Certainly some of the issues which we will explore in amendments that we will be moving with Senator Xenophon pertain to issues of, in particular, landfill gas. Those issues will look very closely at how we preserve in place such schemes that were developed under Greenhouse Friendly or under the GGAS in New South Wales that capture the off-put from landfill gas and in capturing that off-put—methane, in particular—burn it, generate their own electricity and stop emissions escaping from those landfill sites. There are concerns that, due to the way that this has been structured as legislation, some of those projects will not be able to proceed. They are certainly some of the issues that we plan to address in the joint amendments that have been developed with Senator Xenophon.
This amendment to clause 122 seeks to insert a new clause 3(A) that:
In the case of a project which was accredited under the Greenhouse Friendly program at the time that program was terminated—if a methodology determination is made on or before 30 June 2012, the determination may be expressed to have come into force at the start of 1 January 2008.
My understanding is that this seeks to provide a more certain period of continuity for those Greenhouse Friendly programs or activities. Greenhouse Friendly was a program initiated by the Howard government. It was one of many different programs in the climate change space initiated by the Howard government that we are proud to have started, that we are proud to have seen commence and that provide a very sound footing for Australia in meeting our international obligations when it comes to dealing with matters of climate change.

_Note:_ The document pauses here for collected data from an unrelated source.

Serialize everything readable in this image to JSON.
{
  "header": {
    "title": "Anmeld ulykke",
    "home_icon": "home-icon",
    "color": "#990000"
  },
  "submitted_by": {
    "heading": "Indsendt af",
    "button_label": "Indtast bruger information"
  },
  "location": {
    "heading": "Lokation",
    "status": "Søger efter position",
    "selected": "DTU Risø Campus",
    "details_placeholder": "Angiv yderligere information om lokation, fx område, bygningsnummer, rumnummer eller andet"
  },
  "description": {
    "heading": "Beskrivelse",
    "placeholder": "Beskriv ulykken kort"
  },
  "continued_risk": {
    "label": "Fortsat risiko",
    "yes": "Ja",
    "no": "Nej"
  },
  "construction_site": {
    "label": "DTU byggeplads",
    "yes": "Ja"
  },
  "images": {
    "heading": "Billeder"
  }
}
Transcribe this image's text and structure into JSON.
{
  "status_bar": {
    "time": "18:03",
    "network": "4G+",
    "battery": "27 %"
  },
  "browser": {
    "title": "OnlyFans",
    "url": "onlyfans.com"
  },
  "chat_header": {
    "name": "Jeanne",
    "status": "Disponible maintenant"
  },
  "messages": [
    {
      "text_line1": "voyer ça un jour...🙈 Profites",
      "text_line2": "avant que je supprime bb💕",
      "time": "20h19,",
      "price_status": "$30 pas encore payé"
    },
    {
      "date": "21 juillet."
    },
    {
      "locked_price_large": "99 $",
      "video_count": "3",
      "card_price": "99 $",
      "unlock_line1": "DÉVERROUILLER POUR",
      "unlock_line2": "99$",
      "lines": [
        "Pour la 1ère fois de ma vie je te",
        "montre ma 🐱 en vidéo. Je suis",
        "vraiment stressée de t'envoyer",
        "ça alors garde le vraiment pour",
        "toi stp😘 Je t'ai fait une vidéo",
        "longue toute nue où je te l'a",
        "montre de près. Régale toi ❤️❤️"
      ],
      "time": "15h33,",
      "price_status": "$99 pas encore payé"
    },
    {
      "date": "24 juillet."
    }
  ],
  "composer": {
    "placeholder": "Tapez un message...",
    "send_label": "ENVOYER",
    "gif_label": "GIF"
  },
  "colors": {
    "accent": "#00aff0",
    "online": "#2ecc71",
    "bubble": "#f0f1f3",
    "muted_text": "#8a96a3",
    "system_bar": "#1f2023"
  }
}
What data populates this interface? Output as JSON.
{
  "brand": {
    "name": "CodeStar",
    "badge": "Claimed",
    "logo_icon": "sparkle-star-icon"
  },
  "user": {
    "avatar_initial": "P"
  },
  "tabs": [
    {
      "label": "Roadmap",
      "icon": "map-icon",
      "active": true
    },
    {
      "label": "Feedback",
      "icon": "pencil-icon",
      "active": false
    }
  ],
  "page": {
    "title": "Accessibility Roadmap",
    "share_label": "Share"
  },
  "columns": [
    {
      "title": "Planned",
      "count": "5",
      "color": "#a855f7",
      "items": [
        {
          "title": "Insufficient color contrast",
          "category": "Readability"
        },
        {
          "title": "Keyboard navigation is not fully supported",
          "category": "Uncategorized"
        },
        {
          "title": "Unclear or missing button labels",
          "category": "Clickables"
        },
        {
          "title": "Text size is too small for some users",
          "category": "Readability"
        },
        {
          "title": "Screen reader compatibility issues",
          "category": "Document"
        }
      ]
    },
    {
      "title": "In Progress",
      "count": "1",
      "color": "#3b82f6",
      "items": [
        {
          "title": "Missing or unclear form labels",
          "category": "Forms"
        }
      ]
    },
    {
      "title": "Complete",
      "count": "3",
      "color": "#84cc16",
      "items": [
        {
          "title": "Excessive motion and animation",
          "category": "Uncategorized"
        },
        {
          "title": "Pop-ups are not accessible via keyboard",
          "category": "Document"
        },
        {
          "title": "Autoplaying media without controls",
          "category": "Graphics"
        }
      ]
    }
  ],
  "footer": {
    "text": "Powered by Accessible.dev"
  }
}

The Howard government set up the first infrastructure in the government to deal with climate change matters, to deal with reducing greenhouse gas emissions and to set Australia on a trajectory where we will proudly be one of the few countries in the world to meet the obligations we agreed to under the Kyoto framework. Greenhouse Friendly has played and will play a key part in making sure that Australia meets those Kyoto framework obligations.
It is worth noting that Australia will be one of the few countries to do that and has done so without the imposition of a carbon tax. Whilst that debate is one that I know Minister Ludwig does not wish to have at length here, I think it is important when we are highlighting some of these previous programs to note that we have achieved or are well on track to achieving the 2012 commitments set down under that Kyoto framework without such an imposition but through other clever policy measures, including Greenhouse Friendly, which sparked a lot of voluntary action by many parts of the Australian industry who wanted to do their bit, who saw a good opportunity available and who have made great contributions towards that target.
Instead, we are now going to enter an era where the government proposes to penalise everybody to try to achieve a target without any international agreement in place beyond 2012. There is a strange contrast between the styles of the two governments. Under the Howard government, we incentivised voluntary action to meet an agreed global target. Under the Labor government, through penalties, they are going to force action to meet a global target that does not exist. That is a very interesting and stark contrast between the approaches of the two governments.
However, to return to this amendment, we think that in providing continuity, certainty and hopefully making sure that projects that operate under Greenhouse Friendly can continue to operate under this new scheme it is appropriate to give consideration to the amendment that is before the chair.